Маали. Я хотела сказать ей перед смертью.
Затемнение
Свет сгущается, комната приобретает очертания тюремной камеры. Дверь со скрежетом отворяется, входит… человек с капюшоном на голове, со свечой. Он медленно приближается к Тимофею, внимательно его разглядывает. Подходит к фортепиано, пальцем пробует клавиши. Ставит подсвечник. Садится, снимает капюшон, оборачивается к заключённому — Ламинг в императорских одеждах. Или император, подобный Ламингу. Чертовщина какая-то… Улыбаясь, император наигрывает Марсельезу. Шутливо… Встаёт, подходит к заляпанному окошку. Поднимает кверху глаза, молитвенно складывает руки на грудь.
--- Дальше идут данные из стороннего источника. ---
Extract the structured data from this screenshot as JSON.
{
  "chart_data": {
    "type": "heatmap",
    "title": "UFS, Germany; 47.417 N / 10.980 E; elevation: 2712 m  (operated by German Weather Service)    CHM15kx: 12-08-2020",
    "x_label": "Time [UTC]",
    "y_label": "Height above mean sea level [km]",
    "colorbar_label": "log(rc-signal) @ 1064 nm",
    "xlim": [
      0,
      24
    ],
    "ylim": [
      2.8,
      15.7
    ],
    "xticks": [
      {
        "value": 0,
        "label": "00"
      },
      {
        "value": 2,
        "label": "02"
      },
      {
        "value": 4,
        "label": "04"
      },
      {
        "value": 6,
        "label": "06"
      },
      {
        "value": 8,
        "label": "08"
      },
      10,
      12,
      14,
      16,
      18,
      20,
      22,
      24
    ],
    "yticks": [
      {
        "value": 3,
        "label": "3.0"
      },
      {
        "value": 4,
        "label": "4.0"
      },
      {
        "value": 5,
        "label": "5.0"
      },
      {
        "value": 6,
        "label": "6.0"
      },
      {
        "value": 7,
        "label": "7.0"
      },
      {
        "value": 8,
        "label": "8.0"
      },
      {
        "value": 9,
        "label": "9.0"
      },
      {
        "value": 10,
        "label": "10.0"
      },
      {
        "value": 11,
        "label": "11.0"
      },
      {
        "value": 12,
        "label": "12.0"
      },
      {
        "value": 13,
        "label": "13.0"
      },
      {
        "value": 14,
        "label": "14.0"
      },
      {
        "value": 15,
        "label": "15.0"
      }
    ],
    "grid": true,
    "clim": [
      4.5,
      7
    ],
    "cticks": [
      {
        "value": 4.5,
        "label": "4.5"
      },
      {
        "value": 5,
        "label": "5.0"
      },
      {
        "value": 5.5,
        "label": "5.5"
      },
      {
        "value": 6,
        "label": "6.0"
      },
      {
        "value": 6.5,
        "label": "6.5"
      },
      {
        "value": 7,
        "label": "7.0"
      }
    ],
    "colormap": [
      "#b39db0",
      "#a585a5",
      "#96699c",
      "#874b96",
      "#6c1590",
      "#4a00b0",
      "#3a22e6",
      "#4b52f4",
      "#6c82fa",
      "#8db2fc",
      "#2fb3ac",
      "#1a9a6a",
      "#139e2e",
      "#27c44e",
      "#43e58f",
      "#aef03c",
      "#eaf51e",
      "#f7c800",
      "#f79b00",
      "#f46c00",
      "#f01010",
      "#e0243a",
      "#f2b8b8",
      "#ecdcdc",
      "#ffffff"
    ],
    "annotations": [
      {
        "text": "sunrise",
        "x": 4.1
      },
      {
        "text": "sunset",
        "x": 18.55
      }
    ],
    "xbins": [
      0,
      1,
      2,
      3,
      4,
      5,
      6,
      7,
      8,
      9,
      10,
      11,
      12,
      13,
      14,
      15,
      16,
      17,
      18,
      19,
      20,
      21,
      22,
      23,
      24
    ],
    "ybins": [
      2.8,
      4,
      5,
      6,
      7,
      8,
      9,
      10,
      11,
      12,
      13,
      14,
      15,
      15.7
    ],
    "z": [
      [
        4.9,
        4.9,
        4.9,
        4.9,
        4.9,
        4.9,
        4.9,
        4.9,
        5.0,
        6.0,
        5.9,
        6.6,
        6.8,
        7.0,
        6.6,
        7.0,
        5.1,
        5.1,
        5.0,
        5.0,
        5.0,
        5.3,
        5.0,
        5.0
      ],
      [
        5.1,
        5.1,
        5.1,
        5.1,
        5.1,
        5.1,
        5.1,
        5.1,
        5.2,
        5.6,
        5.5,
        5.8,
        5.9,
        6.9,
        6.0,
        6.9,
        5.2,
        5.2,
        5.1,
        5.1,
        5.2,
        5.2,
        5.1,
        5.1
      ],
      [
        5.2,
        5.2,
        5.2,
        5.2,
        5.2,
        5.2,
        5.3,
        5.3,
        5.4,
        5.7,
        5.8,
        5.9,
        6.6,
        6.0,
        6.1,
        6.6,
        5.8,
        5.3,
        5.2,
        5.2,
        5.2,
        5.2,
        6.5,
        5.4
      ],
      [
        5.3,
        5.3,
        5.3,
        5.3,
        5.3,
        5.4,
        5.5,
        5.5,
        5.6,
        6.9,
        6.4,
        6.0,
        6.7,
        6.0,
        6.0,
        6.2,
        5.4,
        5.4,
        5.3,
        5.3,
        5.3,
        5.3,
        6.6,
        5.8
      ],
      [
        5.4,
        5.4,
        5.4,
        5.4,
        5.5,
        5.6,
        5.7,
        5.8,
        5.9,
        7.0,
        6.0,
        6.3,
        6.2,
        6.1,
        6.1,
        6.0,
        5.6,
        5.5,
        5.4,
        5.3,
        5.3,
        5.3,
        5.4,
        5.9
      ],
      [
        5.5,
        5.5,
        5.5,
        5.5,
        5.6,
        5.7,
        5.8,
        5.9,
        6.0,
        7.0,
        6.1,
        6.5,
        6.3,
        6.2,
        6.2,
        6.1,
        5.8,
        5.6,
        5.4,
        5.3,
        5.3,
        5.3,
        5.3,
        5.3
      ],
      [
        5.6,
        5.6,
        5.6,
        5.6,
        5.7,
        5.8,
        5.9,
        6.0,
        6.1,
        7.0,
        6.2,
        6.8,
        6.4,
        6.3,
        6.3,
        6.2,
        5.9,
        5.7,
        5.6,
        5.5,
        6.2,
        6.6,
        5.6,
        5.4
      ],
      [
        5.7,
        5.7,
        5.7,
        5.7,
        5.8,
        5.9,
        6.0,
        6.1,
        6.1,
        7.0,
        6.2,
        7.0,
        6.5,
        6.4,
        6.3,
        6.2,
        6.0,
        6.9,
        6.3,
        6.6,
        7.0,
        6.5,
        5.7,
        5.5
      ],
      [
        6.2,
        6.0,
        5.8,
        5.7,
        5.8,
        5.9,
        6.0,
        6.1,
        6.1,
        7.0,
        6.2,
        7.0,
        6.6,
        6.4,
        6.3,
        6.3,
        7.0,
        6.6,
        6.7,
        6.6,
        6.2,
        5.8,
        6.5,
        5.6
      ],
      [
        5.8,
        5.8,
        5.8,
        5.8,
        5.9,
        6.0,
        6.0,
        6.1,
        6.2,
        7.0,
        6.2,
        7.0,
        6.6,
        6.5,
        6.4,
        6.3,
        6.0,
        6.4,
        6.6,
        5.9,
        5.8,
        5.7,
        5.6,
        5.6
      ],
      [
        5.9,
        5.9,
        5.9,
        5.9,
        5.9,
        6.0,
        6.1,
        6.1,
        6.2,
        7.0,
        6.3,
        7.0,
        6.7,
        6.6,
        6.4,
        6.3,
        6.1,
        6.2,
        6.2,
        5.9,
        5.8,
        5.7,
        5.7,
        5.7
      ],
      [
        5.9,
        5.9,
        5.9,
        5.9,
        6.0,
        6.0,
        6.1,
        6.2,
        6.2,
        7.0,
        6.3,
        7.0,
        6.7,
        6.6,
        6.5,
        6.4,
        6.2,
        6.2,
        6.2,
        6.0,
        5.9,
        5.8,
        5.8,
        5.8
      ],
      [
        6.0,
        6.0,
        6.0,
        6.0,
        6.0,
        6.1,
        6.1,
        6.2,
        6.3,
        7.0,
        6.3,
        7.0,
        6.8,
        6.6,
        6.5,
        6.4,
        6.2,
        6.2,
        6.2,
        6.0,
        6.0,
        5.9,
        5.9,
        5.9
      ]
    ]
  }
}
Император. Господи, молю тебя за этого слепого ближнего моего… и за самого себя. Господи, за этого строптивого брата… который идёт против тебя, Господи, когда творит о своём помазанном правителе неслыханные доселе дерзости…
Тимо (резко садится). Не уподобляйся лицемерам, молящимся на всех углах и трубным гласом, возвещающим о том, раздают подаяния! Бери пример с детей, им принадлежит царствие небесное!
Император. (оборачивается, будто и ожидал того) Тимотеус, я говорил искренне. (и снова отворачивается, сложив молитвенно руки на груди) Господи, ты же видишь насквозь мою душу, так же как все его мысли. И тебе известно, я их знаю.
Тимо. Я ничего не скрывал. Я надеялся, ты услышишь. И, может быть, поймёшь, что я написал правду. Ты же хотел правды.
Император. (не оборачиваясь) Во многом он прав, Господи, не во всём, но во многом. Благодарю тебя, Боже, что ты помог мне это понять.
Тимофей с удивлением смотрит на царя, медленно поднимается
Тебе, Господи, одному обязан я, что гнев мой и испуг созрели до понимания. И я благодарю тебя, благодарю, я всё понял.
Тимо. Ваше величество…
Император. Однако я благодарю тебя также, что твоей божественной мудростью ты даровал мне ясное понимание того, что я не смею признать его правоту! Ибо, признав её, я служил бы не тебе, Господи, а Демону хаоса…
Тимо. Что ты называешь хаосом? Свободу и человеческие права, которых нет у твоего народа?
Император (не оборачиваясь). Боже, о чём он? Одному тебе, пожалуй, известно, что это такое — права и свобода…
Тимо. Права и свобода — это законы, которые касаются всех. Неукоснительно. От лавочника — до царя.
Император (с большим удивлением, наконец, оборачивается). Да полно, мой милый, уж мы ли без законов? Да мы ими завалены. Да исследуем… по мере сил, разумеется… Ну, не без того, действительно. Случается… кто-то, когда-то, где-то случится нарушит их… Но, во-первых, чего не бывает?.. А потом, да стоит ли?..
Тимо. Нельзя считать законными указы, издаваемые тираном или помешанным. Комедианткой или истопником — фаворитом. И вас ни у кого нет моральных обязательств. Живёте по принципу — лучше убить, чем быть убитым.
Император. А разве лучше быть убитым?
Тимо. Лучше умереть, чем терпеть беззаконие.
Император. Ну, это ты, мой друг, перегнул. Всё на этом свете поправимо, кроме смерти. Брось. Оставь. Помнится, мы с тобой толковали и не раз. Во всяком деле случаются издержки. Неизбежные, как говорится. В ту, в другую сторону… Это при любом образе… Вспомни Рим.
Тимо. Узурпаторы погубили Рим!
Император. (вдруг резко) Люди! (молчат) Человек слаб. А цель не ясна. И даже если верить в предназначение и следовать ему… Всё равно, сомнение слишком велико. О, Тимотеус, о, бремя власти. Если кто на миг его испытал…
Тимо. Откажись.
Император. Как?
Тимо. Уйди.
Император. Да куда же? Да как?.. Думаешь легко?
Тимо. Не цепляйся сам — будет легко.